The Spanish army was deployed after the blackout in anticipation that it might be an attack
[Read the original version, in Catalan, of this article]
The Spanish army was deployed after the major power outage that collapsed the Iberian grid on Monday to protect important military installations.
Specifically, VilaWeb has confirmed that several units of the Centauro B1 wheeled armored howitzer were deployed around the Jaume I base in Bétera (Valencian Country), where the NATO Rapid Deployment Headquarters in the Spanish Kingdom (HQ NRDC-ESP) is located.
It is a multinational command structure of the Spanish Army and NATO, designed to direct large-scale military land operations, where military personnel from thirteen different states work (Germany, Spain, France, the United States, Slovakia, Greece, Italy, Poland, Portugal, the United Kingdom, the Czech Republic, Romania, and Türkiye).
The units deployed around the perimeter of the base were Centauro B1 vehicles, also known as VRCC-105, which belong to the neighboring military base of General Almirante, located in Marines.
These are wheeled reconnaissance and combat vehicles, armed with 105-millimeter cannons.
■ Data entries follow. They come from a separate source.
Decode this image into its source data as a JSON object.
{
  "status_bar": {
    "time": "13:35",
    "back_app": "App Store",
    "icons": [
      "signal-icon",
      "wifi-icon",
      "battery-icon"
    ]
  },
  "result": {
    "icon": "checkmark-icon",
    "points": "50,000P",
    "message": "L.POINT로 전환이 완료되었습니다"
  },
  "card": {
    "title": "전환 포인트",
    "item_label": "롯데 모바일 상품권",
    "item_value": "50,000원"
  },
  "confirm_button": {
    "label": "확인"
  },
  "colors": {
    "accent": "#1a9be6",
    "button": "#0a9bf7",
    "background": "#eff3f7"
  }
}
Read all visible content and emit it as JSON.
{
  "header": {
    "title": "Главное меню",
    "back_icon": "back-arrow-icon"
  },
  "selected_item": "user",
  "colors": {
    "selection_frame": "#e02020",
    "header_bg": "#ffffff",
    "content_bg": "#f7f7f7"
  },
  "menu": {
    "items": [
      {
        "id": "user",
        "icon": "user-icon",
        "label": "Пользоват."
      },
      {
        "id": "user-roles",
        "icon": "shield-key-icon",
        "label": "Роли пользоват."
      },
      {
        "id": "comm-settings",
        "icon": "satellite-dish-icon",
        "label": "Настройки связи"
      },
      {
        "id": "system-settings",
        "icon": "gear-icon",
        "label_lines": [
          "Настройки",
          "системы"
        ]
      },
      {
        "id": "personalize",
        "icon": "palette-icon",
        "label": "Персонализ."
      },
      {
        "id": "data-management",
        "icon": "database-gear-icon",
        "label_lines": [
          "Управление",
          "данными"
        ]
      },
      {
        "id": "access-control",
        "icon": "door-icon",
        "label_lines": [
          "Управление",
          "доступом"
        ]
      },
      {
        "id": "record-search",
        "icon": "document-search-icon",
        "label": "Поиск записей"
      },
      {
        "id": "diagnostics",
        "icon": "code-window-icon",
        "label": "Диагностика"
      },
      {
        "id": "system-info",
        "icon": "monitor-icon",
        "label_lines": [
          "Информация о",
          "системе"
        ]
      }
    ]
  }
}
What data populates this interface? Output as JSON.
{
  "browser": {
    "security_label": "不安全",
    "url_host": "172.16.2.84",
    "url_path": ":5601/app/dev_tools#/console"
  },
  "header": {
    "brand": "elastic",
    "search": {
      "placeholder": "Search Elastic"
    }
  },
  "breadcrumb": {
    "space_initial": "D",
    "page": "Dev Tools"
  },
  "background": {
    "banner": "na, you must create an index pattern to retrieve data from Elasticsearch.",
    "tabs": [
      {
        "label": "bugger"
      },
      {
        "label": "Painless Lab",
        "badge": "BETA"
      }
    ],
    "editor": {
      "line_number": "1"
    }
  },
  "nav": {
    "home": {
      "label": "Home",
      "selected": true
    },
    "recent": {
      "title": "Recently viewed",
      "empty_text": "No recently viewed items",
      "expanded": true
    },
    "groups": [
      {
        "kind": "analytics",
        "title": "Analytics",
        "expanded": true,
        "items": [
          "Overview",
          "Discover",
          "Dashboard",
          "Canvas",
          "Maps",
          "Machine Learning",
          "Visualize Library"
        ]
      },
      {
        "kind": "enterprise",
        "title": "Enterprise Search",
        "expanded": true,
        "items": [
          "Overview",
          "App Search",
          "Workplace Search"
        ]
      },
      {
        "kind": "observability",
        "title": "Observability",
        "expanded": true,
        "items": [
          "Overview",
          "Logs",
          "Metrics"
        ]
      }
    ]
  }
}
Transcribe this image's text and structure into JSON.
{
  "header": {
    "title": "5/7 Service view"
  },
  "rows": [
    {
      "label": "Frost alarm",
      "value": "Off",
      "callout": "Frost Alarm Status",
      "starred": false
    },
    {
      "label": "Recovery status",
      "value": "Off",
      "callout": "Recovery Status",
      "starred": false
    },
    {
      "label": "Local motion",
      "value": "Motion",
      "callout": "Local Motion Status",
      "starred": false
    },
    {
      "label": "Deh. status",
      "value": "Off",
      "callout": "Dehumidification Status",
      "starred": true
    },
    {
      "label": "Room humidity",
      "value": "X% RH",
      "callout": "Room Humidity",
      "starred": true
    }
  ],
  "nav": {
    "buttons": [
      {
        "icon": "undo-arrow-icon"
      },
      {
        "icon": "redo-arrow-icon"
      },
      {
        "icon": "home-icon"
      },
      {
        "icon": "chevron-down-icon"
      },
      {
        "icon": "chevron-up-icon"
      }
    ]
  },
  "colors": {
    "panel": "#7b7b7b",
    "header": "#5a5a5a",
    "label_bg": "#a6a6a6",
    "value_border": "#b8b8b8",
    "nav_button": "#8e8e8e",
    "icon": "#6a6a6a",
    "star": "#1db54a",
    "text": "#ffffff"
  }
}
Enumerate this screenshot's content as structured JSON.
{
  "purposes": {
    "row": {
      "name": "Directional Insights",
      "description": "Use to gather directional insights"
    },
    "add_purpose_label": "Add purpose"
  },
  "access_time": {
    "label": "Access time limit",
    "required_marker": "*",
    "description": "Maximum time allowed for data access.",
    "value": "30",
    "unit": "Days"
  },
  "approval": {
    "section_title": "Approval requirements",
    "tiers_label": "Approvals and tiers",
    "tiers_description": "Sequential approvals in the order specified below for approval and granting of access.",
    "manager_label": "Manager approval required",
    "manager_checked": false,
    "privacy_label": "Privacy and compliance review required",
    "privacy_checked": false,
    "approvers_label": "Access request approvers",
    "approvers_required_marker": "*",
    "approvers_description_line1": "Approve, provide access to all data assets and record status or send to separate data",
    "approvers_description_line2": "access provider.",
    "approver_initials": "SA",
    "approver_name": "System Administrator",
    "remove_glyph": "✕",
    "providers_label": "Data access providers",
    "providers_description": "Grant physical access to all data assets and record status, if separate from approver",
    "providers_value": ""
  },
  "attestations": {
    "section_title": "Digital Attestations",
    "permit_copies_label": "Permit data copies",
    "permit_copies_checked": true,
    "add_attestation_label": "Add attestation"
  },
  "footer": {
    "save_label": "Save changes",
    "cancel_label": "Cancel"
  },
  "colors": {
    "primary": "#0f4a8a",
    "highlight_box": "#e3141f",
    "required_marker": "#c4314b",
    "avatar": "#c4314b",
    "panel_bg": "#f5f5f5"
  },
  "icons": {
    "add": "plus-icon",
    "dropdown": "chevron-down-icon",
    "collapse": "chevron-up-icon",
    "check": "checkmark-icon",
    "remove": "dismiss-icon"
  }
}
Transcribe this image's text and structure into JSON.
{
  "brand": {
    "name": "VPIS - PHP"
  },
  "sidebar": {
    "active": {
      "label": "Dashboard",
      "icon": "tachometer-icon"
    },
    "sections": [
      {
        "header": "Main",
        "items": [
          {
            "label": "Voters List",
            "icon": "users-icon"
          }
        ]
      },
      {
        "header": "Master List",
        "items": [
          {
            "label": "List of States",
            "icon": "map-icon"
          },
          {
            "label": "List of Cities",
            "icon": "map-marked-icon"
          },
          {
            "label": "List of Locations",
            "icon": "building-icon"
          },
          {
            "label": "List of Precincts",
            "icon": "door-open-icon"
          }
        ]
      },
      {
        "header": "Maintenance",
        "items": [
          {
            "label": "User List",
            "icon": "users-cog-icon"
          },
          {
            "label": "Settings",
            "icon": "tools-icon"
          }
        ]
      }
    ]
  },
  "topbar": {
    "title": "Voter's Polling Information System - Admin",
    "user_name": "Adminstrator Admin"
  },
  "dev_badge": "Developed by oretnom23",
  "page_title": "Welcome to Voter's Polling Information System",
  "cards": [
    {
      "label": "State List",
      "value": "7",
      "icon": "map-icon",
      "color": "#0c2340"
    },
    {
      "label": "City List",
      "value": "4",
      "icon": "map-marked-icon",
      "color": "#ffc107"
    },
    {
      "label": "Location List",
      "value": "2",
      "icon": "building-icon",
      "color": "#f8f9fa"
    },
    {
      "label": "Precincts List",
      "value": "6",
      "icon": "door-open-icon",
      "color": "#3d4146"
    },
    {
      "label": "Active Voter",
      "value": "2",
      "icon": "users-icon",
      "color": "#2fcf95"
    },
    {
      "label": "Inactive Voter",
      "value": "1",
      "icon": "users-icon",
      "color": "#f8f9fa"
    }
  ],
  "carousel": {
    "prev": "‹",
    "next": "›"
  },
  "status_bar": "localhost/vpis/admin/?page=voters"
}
These vehicles offer great mobility and have participated, as part of the Lusitania Regiment number 8, in several international missions, including deployments to Slovakia as part of NATO’s Multinational Combat Group.
The distance between the Jaume I base in Bétera, which has no armored vehicles, and the General Almirante base in Marines is thirteen kilometers in a straight line.
VilaWeb has been able to verify from information from several witnesses the presence of at least three of these vehicles outside the perimeter of the base, in civilian areas, all three with camouflage elements.
One was stationed near the Doctor Moliner Hospital, located north of the base. Another at the beginning of the Serra Calderona natural park and a third south of the base, on the rural path known as Camí d’Alcubles.
This newspaper has had access to a photograph of this third armored vehicle and has been able to verify with geolocation tools that it was indeed located in this area.
VilaWeb contacted the Jaume I base, which merely said that it did not have vehicles like these and explained that it did deploy the UME (Military Emergency Unit), which includes antennas, tanker trucks, and more vehicles that assisted facilities such as the Manises hospital, which needed to power generators.
VilaWeb did not get any response from the General Almirante base.
Shortly after the blackout, according to what this newspaper has been able to find out, among the political authorities, the hypothesis of an attack as the cause of the network’s collapse was seriously considered.
Along these lines, it is noteworthy that, in the midst of the crisis, the president of the Spanish government, Pedro Sánchez, held a conversation with the president of Ukraine, Volodymyr Zelensky, made public by the latter, in which Zelensky offered him help to restore the electrical and communications network based on the knowledge acquired by his country in the recovery of these networks after Russian attacks.